ISBN 9783257604320 , 240 Seiten

2. Auflage

Format ePUB

Kopierschutz Wasserzeichen

Geräte

9,99 EUR


 

 

[7] Wahrscheinlich habe ich mir die Wange aufgeschürft. Sie brennt. Mein Kiefer schmerzt. Ich habe eine Vase umgeworfen, als ich hingefallen bin, ich erinnere mich, wie sie auf dem Boden zerbarst, und ich frage mich, ob ich mich nicht mit einem Glassplitter verletzt habe, ich weiß es nicht. Draußen scheint immer noch die Sonne. Es ist warm. Langsam komme ich wieder zu Atem. Ich spüre, dass ich in ein paar Minuten eine schreckliche Migräne bekommen werde.

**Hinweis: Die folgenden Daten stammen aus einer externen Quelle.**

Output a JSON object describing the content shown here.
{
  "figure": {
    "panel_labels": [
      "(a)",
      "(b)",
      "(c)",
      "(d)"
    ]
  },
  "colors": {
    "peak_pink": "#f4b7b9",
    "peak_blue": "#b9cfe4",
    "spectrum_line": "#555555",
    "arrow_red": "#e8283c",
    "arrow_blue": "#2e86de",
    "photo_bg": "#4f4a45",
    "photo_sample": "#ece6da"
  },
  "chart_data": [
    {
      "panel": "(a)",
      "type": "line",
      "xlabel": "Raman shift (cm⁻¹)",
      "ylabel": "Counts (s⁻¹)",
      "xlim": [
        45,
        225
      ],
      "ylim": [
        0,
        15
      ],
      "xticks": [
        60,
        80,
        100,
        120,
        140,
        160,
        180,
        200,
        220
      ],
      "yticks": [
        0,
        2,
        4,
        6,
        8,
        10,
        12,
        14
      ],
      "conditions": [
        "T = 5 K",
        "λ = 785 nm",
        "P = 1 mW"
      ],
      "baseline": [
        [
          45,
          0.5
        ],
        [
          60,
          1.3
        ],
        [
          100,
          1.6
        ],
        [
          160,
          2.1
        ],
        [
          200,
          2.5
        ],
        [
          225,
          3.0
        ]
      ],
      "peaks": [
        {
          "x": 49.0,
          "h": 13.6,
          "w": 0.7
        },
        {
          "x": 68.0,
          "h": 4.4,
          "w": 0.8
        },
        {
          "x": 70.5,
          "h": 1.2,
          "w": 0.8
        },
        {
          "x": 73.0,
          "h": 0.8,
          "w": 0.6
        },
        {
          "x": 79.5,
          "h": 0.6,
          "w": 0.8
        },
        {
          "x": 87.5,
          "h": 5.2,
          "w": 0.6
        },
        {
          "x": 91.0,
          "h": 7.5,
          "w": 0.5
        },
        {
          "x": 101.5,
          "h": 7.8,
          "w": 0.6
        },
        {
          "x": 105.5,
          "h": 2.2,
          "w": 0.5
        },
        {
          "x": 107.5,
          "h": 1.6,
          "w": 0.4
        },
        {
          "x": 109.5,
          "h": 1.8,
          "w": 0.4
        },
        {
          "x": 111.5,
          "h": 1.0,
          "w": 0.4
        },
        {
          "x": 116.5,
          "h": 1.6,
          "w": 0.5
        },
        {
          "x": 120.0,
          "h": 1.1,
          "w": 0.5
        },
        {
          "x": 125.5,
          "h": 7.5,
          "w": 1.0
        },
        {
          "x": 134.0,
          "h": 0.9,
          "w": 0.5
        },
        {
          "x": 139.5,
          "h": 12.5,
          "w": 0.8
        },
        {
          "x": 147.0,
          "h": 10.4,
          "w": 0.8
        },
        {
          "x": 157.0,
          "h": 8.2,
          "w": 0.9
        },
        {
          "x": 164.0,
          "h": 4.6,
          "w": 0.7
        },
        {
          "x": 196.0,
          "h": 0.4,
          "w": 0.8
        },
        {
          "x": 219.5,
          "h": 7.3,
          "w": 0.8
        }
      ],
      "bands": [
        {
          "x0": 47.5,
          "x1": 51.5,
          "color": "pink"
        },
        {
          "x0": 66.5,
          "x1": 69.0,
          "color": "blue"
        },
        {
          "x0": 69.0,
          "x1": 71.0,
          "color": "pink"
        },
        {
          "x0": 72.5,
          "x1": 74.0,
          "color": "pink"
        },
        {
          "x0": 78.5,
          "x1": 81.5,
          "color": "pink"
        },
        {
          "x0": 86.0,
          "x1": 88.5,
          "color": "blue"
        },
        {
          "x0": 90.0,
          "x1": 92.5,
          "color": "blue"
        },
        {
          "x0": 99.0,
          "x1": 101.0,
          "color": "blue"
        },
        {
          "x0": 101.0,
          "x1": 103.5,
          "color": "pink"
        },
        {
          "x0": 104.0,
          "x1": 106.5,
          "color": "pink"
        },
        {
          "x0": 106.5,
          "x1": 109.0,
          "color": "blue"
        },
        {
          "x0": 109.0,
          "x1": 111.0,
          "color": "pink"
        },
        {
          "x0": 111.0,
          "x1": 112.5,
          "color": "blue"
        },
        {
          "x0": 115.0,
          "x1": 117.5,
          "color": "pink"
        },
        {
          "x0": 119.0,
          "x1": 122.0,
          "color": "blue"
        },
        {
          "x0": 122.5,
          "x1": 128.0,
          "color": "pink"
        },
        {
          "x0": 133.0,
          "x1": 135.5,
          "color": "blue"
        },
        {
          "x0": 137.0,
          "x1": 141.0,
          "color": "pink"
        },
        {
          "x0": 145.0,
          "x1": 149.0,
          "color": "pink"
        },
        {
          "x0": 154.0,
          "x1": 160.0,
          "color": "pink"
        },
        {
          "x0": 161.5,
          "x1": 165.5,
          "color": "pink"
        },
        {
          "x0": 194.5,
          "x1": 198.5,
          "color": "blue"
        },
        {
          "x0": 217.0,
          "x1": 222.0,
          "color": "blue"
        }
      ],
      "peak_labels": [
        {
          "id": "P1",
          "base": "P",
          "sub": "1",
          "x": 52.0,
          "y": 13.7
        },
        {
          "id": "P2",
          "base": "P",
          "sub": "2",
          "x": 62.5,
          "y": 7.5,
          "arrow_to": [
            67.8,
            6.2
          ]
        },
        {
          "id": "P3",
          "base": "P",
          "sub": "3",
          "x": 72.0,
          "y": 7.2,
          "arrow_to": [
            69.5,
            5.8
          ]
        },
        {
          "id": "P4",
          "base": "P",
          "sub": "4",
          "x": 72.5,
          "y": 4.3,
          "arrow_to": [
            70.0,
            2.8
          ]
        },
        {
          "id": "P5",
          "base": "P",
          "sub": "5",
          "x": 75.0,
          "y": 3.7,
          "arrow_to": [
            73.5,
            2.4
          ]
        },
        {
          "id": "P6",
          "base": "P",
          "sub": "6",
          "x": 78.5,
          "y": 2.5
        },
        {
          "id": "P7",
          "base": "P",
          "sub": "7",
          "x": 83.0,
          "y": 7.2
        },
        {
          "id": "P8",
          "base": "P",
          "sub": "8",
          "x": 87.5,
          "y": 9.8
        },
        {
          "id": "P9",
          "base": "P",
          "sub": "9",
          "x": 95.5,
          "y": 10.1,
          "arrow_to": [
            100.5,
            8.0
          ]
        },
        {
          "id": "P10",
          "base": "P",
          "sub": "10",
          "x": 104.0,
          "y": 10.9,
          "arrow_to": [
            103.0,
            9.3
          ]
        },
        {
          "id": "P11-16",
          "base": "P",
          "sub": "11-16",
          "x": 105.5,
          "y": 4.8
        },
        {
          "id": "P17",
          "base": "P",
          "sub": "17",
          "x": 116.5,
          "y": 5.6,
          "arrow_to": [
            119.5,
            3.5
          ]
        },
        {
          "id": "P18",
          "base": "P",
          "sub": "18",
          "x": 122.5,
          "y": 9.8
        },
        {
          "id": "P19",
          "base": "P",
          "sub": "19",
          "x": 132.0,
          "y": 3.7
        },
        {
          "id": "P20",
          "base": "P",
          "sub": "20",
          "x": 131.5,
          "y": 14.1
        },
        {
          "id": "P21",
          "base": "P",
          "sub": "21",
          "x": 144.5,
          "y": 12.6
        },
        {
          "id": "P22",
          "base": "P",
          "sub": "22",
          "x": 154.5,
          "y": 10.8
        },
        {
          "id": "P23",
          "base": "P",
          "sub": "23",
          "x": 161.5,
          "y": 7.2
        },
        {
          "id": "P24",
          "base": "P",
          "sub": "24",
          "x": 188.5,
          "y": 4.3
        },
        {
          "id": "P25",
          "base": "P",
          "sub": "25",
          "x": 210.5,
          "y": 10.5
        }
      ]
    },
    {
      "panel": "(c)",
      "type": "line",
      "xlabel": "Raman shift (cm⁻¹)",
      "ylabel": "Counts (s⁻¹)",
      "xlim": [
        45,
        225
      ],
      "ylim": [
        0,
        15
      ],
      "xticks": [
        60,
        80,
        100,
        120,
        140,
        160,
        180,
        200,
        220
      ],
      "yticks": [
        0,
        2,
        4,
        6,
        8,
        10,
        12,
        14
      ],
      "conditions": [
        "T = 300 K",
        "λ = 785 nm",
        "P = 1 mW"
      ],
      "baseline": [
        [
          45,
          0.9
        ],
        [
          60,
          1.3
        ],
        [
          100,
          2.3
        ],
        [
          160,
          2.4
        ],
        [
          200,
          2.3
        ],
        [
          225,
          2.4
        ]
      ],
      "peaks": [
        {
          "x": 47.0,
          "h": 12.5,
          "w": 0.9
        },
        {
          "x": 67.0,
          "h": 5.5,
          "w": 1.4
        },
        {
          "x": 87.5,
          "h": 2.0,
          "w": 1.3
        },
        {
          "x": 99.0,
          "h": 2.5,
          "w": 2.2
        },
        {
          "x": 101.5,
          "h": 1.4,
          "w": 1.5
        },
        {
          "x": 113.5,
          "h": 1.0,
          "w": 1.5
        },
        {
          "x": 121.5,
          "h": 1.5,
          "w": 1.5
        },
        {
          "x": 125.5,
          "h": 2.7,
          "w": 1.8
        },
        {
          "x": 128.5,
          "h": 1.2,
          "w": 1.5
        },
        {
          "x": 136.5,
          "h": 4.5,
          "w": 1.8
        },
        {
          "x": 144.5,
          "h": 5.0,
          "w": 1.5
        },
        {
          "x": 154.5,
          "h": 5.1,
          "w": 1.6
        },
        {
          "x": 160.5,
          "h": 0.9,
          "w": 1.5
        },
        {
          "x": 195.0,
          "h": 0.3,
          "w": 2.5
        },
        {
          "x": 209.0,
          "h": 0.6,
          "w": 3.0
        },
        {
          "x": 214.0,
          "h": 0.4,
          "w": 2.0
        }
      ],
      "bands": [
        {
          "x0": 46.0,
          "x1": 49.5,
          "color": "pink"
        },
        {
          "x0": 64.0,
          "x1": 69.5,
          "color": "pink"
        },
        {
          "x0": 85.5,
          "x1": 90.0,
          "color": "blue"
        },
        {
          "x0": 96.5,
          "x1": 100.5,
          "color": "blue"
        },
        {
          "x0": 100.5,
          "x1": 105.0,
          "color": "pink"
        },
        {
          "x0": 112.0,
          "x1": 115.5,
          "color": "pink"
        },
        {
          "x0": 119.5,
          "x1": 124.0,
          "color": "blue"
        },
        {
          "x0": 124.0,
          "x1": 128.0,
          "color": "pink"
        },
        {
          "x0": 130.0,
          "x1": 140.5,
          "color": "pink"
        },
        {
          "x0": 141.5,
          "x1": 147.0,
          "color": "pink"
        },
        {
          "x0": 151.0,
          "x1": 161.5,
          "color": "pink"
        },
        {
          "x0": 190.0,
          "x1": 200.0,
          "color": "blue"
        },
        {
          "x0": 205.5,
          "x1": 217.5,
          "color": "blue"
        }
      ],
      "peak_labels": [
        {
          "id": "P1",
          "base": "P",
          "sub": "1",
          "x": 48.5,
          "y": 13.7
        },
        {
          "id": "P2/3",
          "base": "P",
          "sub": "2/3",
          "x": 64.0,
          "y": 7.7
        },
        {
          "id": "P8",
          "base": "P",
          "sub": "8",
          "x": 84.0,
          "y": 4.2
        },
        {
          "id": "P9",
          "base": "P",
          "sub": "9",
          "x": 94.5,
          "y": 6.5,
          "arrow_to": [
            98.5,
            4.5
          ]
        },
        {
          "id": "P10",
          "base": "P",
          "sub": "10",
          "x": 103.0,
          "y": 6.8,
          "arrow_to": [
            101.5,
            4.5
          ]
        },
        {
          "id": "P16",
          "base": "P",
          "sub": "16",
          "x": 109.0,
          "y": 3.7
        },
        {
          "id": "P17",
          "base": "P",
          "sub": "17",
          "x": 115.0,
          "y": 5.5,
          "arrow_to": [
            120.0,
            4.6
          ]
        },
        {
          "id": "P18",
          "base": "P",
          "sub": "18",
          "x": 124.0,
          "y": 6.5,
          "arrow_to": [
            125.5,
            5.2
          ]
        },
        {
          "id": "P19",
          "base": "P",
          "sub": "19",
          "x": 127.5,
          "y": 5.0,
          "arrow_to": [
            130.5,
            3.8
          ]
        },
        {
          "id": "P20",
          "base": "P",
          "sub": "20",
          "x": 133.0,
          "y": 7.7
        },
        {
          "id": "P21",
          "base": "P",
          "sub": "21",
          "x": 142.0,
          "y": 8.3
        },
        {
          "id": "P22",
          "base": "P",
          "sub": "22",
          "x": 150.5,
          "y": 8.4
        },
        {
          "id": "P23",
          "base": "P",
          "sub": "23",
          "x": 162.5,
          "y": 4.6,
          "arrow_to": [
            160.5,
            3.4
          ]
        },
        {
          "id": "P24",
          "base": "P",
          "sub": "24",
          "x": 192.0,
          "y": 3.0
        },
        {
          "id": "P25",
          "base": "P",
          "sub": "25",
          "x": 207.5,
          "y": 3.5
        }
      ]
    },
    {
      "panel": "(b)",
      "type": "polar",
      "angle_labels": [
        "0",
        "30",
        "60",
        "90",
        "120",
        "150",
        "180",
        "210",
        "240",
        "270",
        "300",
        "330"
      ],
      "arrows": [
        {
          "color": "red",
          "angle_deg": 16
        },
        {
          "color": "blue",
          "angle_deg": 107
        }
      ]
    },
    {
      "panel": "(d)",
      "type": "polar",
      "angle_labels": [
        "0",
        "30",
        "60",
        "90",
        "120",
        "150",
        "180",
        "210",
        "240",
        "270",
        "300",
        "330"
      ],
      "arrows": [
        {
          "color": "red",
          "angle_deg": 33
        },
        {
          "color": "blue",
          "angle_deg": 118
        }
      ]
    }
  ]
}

Vor zwei Tagen bewässerte ich meinen Garten. Als ich zum Himmel aufblickte, erschien mir ein beunruhigendes Zeichen. Eine Wolke mit einer unmissverständlichen Form. Ich sah mich um, ob es sich an jemand anderen richtete, aber da war niemand. Und es war nichts zu hören, nur ich beim Gießen, kein Wort, kein Schrei, kein Lufthauch, kein einziges Maschinengeräusch – dabei ist hier weiß Gott fast immer irgendwo ein Rasenmäher oder Laubbläser im Einsatz.

Im Allgemeinen bin ich für Fingerzeige der Außenwelt sehr empfänglich. Ich kann mich tagelang zu Hause einschließen, keinen Fuß vor die Tür setzen, wenn ich den unsteten Flug eines Vogels – der womöglich noch von einem durchdringenden Schrei oder einem düsteren Krächzen begleitet ist – als schlechtes Omen empfinde, oder wenn ein Strahl Abendsonne durchs Blätterdach fällt und mich [8] merkwürdigerweise mitten ins Gesicht trifft, oder wenn ich mich bücke, um einem auf dem Gehweg sitzenden Mann etwas Geld zu geben, und der mich plötzlich am Arm packt und anbrüllt: »Die Dämonen, die Fratzen der Dämonen… Aber wenn ich ihnen mit dem Tod drohe, ha, dann gehorchen sie mir…!!« – und den Satz stieß er nicht nur einmal hervor, sondern wieder und wieder, ohne mich loszulassen, mit weit aufgerissenen Augen –, da ließ ich, als ich an diesem Tag nach Hause kam, mein Zugticket stornieren, vergaß augenblicklich den Grund für meine Reise und verlor jegliches, aber wirklich sämtliches Interesse daran, denn ich war keine Selbstmordkandidatin und nicht taub für die Warnungen, Botschaften und Zeichen, die man mir schickte.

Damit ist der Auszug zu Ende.